The problem of the libertarian bubble

I sense from Tucker’s posts that he and I are on a similar wavelength in our disbelief regarding the failure of libertarian ideas. I’ve since moved far past the disbelief and come to several conclusions as to why freedom and civil rights have appeared so brittle and so little defended over the past year. A big part of it is the fact that libertarians operate in a bubble that has little contact or influence with the outside world. Some fruits of libertarian ideas do emerge: marijuana legalization, deregulation, the opening of markets, etc. But the ideas behind these results are never communicated, and never take root. Most of the advocates more marijuana legalization have no conception of the principle undergirding it, which is why they can go from the issue of legalization to advocating for socialism in a single breath. This has been my experience with just about every single cannabis activist. Libertarians do a poor job of spreading their ideas in the real world.

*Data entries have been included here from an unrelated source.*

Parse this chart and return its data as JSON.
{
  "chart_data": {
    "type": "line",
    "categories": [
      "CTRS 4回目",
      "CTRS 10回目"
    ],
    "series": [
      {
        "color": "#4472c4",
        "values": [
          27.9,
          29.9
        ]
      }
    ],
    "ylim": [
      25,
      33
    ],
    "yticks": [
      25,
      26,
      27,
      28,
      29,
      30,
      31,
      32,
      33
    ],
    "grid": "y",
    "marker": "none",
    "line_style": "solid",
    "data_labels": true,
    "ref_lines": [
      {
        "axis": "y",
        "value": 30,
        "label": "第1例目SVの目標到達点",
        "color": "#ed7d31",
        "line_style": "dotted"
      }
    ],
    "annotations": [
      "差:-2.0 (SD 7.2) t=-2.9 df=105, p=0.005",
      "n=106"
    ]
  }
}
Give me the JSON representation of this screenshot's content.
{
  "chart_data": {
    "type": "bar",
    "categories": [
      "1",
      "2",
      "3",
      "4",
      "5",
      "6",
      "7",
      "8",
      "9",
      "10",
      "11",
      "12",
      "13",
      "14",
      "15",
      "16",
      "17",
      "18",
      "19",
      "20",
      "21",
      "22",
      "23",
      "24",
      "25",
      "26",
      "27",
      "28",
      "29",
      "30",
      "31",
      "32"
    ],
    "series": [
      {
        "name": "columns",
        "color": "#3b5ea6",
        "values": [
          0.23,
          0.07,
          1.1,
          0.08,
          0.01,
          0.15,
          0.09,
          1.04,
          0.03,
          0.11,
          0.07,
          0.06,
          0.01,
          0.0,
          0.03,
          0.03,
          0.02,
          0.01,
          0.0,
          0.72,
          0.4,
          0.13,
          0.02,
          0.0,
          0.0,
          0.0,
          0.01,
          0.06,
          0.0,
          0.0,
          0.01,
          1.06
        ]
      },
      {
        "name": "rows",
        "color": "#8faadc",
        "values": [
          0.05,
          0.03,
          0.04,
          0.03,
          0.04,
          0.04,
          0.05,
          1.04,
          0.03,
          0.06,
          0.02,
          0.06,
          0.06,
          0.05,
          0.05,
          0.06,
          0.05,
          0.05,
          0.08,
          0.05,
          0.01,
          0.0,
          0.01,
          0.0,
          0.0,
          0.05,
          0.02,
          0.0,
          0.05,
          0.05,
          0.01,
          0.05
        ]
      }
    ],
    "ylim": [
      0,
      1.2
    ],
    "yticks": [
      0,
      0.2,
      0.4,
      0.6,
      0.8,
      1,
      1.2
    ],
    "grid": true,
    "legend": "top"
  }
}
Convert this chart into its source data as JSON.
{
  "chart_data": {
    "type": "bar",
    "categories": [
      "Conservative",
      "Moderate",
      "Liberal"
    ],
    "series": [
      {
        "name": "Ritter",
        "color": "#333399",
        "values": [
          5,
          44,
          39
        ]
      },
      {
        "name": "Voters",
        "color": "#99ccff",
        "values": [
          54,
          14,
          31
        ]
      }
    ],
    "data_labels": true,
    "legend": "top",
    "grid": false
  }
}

They prefer to talk to each other, and write for each other. Another reason why libertarian ideas have failed utterly is also due simply to human nature. Most people don’t want freedom. The powerful don’t, and the masses, not understanding what gives them their current level of creature comforts, also don’t. The powerful craft messages for the masses that short-circuit whatever capacity for critical thinking that they have.

Another problem: a relatively free, prosperous economy produces a vast hedonistic consumer class, people who have never felt the need to grapple with ideas or understand how we as a species arrived at our present state of civilizational development. A crisis comes along and they have no idea what to do. So they do what they’re told, usually by the same people who created the crisis.